Он забрал из моих рук трубу и всмотрелся туда, куда я ему указала. И выругался на французском. Что ж, любви у этих двух наций не было и не будет никогда. А я предложила позвать самого меткого нашего стрелка. Ланжерон усмехнулся и пресек все разговоры стоящих вокруг офицеров о якобы нерыцарском способе ведения войны.

– Мы не на гвардейском параде, господа! Смотрите сами, сколько нам противостоит врагов! Сейчас это разрозненная толпа, но, не приведи Господь, если кто-то сможет использовать ее грамотно! Кличьте сюда этих каторжников!

Не все согласились с этой речью, а вот я ее горячо поддерживала. Нам ведь нужно не геройство проявлять на берегах Арала, а дойти до самой Индии. И проделана лишь малая часть пути.

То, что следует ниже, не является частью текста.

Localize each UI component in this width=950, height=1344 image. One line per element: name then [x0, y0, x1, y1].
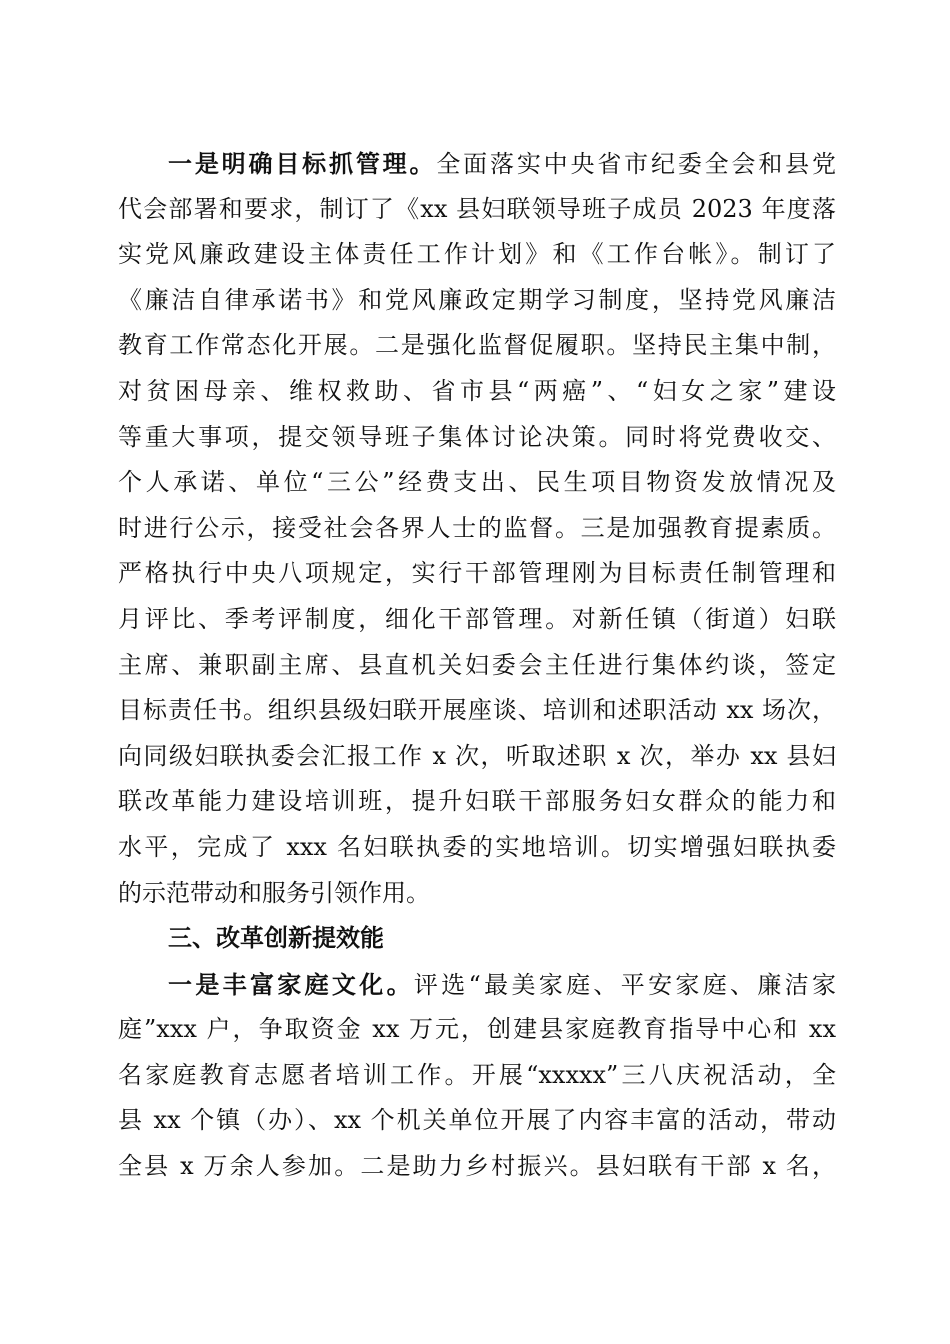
paragraph-line: 主席、兼职副主席、县直机关妇委会主任进行集体约谈，签定 — [118, 650, 836, 679]
paragraph-line: 严格执行中央八项规定，实行干部管理刚为目标责任制管理和 — [118, 559, 836, 588]
paragraph-line: 的示范带动和服务引领作用。 — [118, 878, 430, 907]
paragraph-lead: 一是明确目标抓管理。 — [168, 149, 437, 178]
paragraph-line: 县 xx 个镇（办）、xx 个机关单位开展了内容丰富的活动，带动 — [118, 1106, 836, 1135]
paragraph-line: 个人承诺、单位“三公”经费支出、民生项目物资发放情况及 — [118, 468, 836, 497]
paragraph-line: 对贫困母亲、维权救助、省市县“两癌”、“妇女之家”建设 — [118, 376, 836, 405]
paragraph-line: 时进行公示，接受社会各界人士的监督。三是加强教育提素质。 — [118, 513, 836, 542]
section-heading: 三、改革创新提效能 — [168, 924, 384, 953]
paragraph-line: 实党风廉政建设主体责任工作计划》和《工作台帐》。制订了 — [118, 240, 836, 269]
paragraph-text: 全面落实中央省市纪委全会和县党 — [436, 150, 836, 178]
paragraph-line: 水平，完成了 xxx 名妇联执委的实地培训。切实增强妇联执委 — [118, 832, 836, 861]
paragraph-line: 《廉洁自律承诺书》和党风廉政定期学习制度，坚持党风廉洁 — [118, 285, 836, 314]
paragraph-line — [118, 962, 836, 1008]
paragraph-text: 评选“最美家庭、平安家庭、廉洁家 — [413, 970, 836, 999]
paragraph-line: 等重大事项，提交领导班子集体讨论决策。同时将党费收交、 — [118, 422, 836, 451]
paragraph-line: 全县 x 万余人参加。二是助力乡村振兴。县妇联有干部 x 名， — [118, 1152, 836, 1181]
paragraph-line: 庭”xxx 户，争取资金 xx 万元，创建县家庭教育指导中心和 xx — [118, 1015, 836, 1044]
paragraph-line: 联改革能力建设培训班，提升妇联干部服务妇女群众的能力和 — [118, 787, 836, 816]
paragraph-line: 名家庭教育志愿者培训工作。开展“xxxxx”三八庆祝活动，全 — [118, 1060, 836, 1089]
paragraph-line: 向同级妇联执委会汇报工作 x 次，听取述职 x 次，举办 xx 县妇 — [118, 741, 836, 770]
paragraph-line: 月评比、季考评制度，细化干部管理。对新任镇（街道）妇联 — [118, 604, 836, 633]
paragraph-line: 教育工作常态化开展。二是强化监督促履职。坚持民主集中制， — [118, 331, 836, 360]
paragraph-line: 目标责任书。组织县级妇联开展座谈、培训和述职活动 xx 场次， — [118, 696, 836, 725]
document-page — [118, 141, 836, 1190]
paragraph-line: 代会部署和要求，制订了《xx 县妇联领导班子成员 2023 年度落 — [118, 194, 836, 223]
paragraph-line — [118, 141, 836, 187]
paragraph-lead: 一是丰富家庭文化。 — [168, 969, 414, 999]
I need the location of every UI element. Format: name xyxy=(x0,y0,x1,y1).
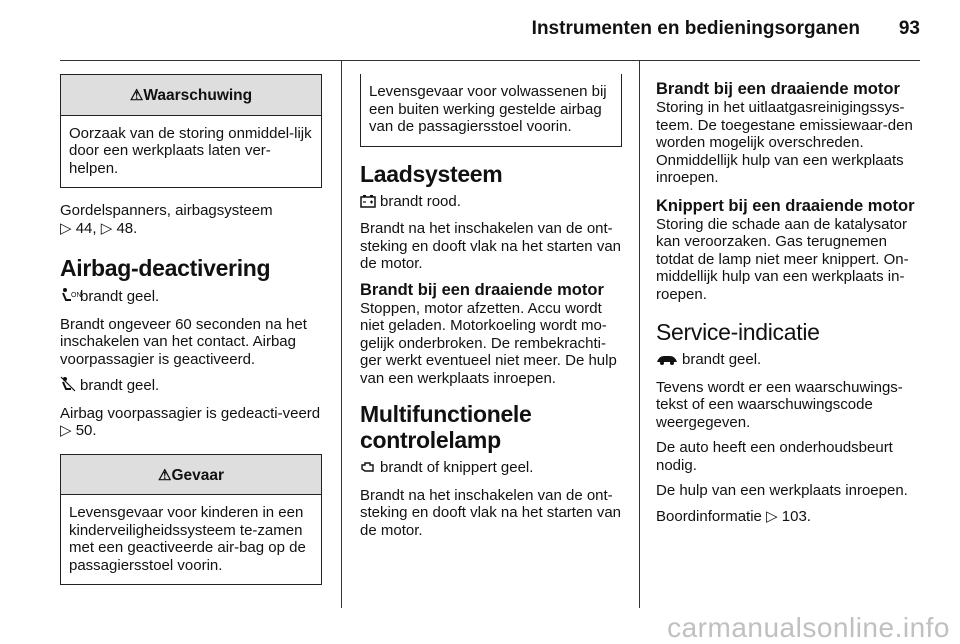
airbag-off-paragraph xyxy=(60,405,322,440)
warning-triangle-icon: ⚠ xyxy=(129,87,144,104)
danger-box-continued xyxy=(360,74,622,147)
subheading-draaiende-motor: Brandt bij een draaiende motor xyxy=(360,280,604,299)
warning-title: Waarschuwing xyxy=(143,87,253,104)
airbag-on-line xyxy=(60,287,322,308)
page-ref-icon: ▷ xyxy=(60,219,72,237)
warning-body: Oorzaak van de storing onmiddel-lijk door een werkplaats laten ver-helpen. xyxy=(69,124,312,177)
airbag-off-ref: 50. xyxy=(75,422,97,439)
engine-text: brandt of knippert geel. xyxy=(380,459,534,476)
danger-box xyxy=(60,454,322,586)
col3-paragraph-4: De auto heeft een onderhoudsbeurt nodig. xyxy=(656,439,893,474)
col3-paragraph-2: Storing die schade aan de katalysator kan veroorzaken. Gas terugnemen totdat de lamp niet meer knippert. On-middellijk hulp van een werkplaats in-roepen. xyxy=(656,215,909,303)
battery-icon xyxy=(360,194,376,213)
page-ref-icon: ▷ xyxy=(766,507,778,525)
warning-box-header xyxy=(61,75,321,116)
subheading-knippert: Knippert bij een draaiende motor xyxy=(656,196,915,215)
airbag-off-body: Airbag voorpassagier is gedeacti-veerd xyxy=(60,404,321,422)
airbag-on-text: brandt geel. xyxy=(80,288,160,305)
column-2 xyxy=(360,74,622,547)
column-divider-1 xyxy=(341,60,342,608)
battery-line xyxy=(360,193,622,213)
airbag-off-text: brandt geel. xyxy=(80,377,160,394)
airbag-on-paragraph: Brandt ongeveer 60 seconden na het inschakelen van het contact. Airbag voorpassagier is geactiveerd. xyxy=(60,315,307,368)
section-title-laadsysteem: Laadsysteem xyxy=(360,160,503,187)
section-title-airbag: Airbag-deactivering xyxy=(60,255,271,281)
danger-continued-body: Levensgevaar voor volwassenen bij een buiten werking gestelde airbag van de passagiersstoel voorin. xyxy=(369,83,607,135)
battery-text: brandt rood. xyxy=(380,192,461,210)
gordel-ref-2: 48. xyxy=(116,219,138,237)
subheading-draaiende-motor-2: Brandt bij een draaiende motor xyxy=(656,80,900,98)
danger-body: Levensgevaar voor kinderen in een kinderveiligheidssysteem te-zamen met een geactiveerde air-bag op de passagiersstoel voorin. xyxy=(69,504,306,574)
danger-title: Gevaar xyxy=(171,466,225,484)
gordel-ref-1: 44, xyxy=(75,219,97,237)
gordel-text: Gordelspanners, airbagsysteem xyxy=(60,202,273,219)
airbag-on-icon xyxy=(60,287,82,308)
svg-text:ON: ON xyxy=(71,292,82,299)
column-1 xyxy=(60,74,322,597)
warning-triangle-icon: ⚠ xyxy=(157,466,172,484)
section-title-multifunctionele: Multifunctionele controlelamp xyxy=(360,401,532,453)
airbag-off-line xyxy=(60,376,322,397)
page-number: 93 xyxy=(898,18,920,39)
boordinformatie-text: Boordinformatie xyxy=(656,507,762,525)
engine-icon xyxy=(360,460,376,479)
column-divider-2 xyxy=(639,60,640,608)
watermark: carmanualsonline.info xyxy=(667,612,950,643)
page-ref-icon: ▷ xyxy=(60,422,72,439)
page-ref-icon: ▷ xyxy=(100,219,113,237)
service-line xyxy=(656,351,922,371)
section-title-service: Service-indicatie xyxy=(656,319,820,345)
multi-paragraph: Brandt na het inschakelen van de ont-steking en dooft vlak na het starten van de motor. xyxy=(360,486,621,539)
danger-box-header xyxy=(61,455,321,496)
header-rule xyxy=(60,60,920,61)
laad-paragraph-1: Brandt na het inschakelen van de ont-steking en dooft vlak na het starten van de motor. xyxy=(360,220,621,272)
column-3 xyxy=(656,74,922,533)
engine-line xyxy=(360,459,622,479)
boordinformatie-ref: 103. xyxy=(781,507,811,525)
airbag-off-icon xyxy=(60,376,76,397)
laad-paragraph-2: Stoppen, motor afzetten. Accu wordt niet geladen. Motorkoeling wordt mo-gelijk onderbroken. De rembekrachti-ger werkt eventueel niet meer. De hulp van een werkplaats inroepen. xyxy=(360,299,617,387)
col3-paragraph-3: Tevens wordt er een waarschuwings-tekst of een waarschuwingscode weergegeven. xyxy=(656,378,903,431)
warning-box xyxy=(60,74,322,188)
col3-paragraph-5: De hulp van een werkplaats inroepen. xyxy=(656,482,908,499)
col3-paragraph-1: Storing in het uitlaatgasreinigingssys-teem. De toegestane emissiewaar-den worden mogelijk overschreden. Onmiddellijk hulp van een werkplaats inroepen. xyxy=(656,99,913,186)
wrench-car-icon xyxy=(656,353,678,371)
service-text: brandt geel. xyxy=(682,351,762,368)
col3-paragraph-6 xyxy=(656,508,922,526)
gordel-paragraph xyxy=(60,202,322,237)
page-header-title: Instrumenten en bedieningsorganen xyxy=(531,18,860,39)
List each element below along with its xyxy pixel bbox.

Мартын и Бондарь бегом забрались на помост, откуда стрелять было бы сподручнее всего. Ланжерон сам отдал им приказ, и оба стали изучать далекую цель через зрительную трубу. Парочка о чем-то шепталась довольно долго, кто-то даже стал терять терпение, но вот охотник сдвинул один мешок, полный песка, и улегся на доски, еще недавно бывшие телегой. Прохудилась она совсем, чинить было бессмысленно, вот и сколотили из нее кособокую башенку.

– Четыреста, – тихо сказал Бондарь.

– Поболее, – ответил Мартын. – Уж поверь мне. И Ваше Высокопревосходительство! Велите спуститься всем. Кроме Вас и Александры Платоновны. Шатается, – пояснил он, стукнув по дереву.

Александр Федорович лишь грозно сверкнул очами, и помост очистился. Мы же с ним замерли, стараясь не дышать. Генерал было протянул мне свою подзорную трубу, но я пожалела его немолодые глаза. Мартын долго лежал неподвижно, вдруг глубоко вздохнул, отстранился на миг от приклада и одним движением прильнул к нему снова, одновременно произведя выстрел.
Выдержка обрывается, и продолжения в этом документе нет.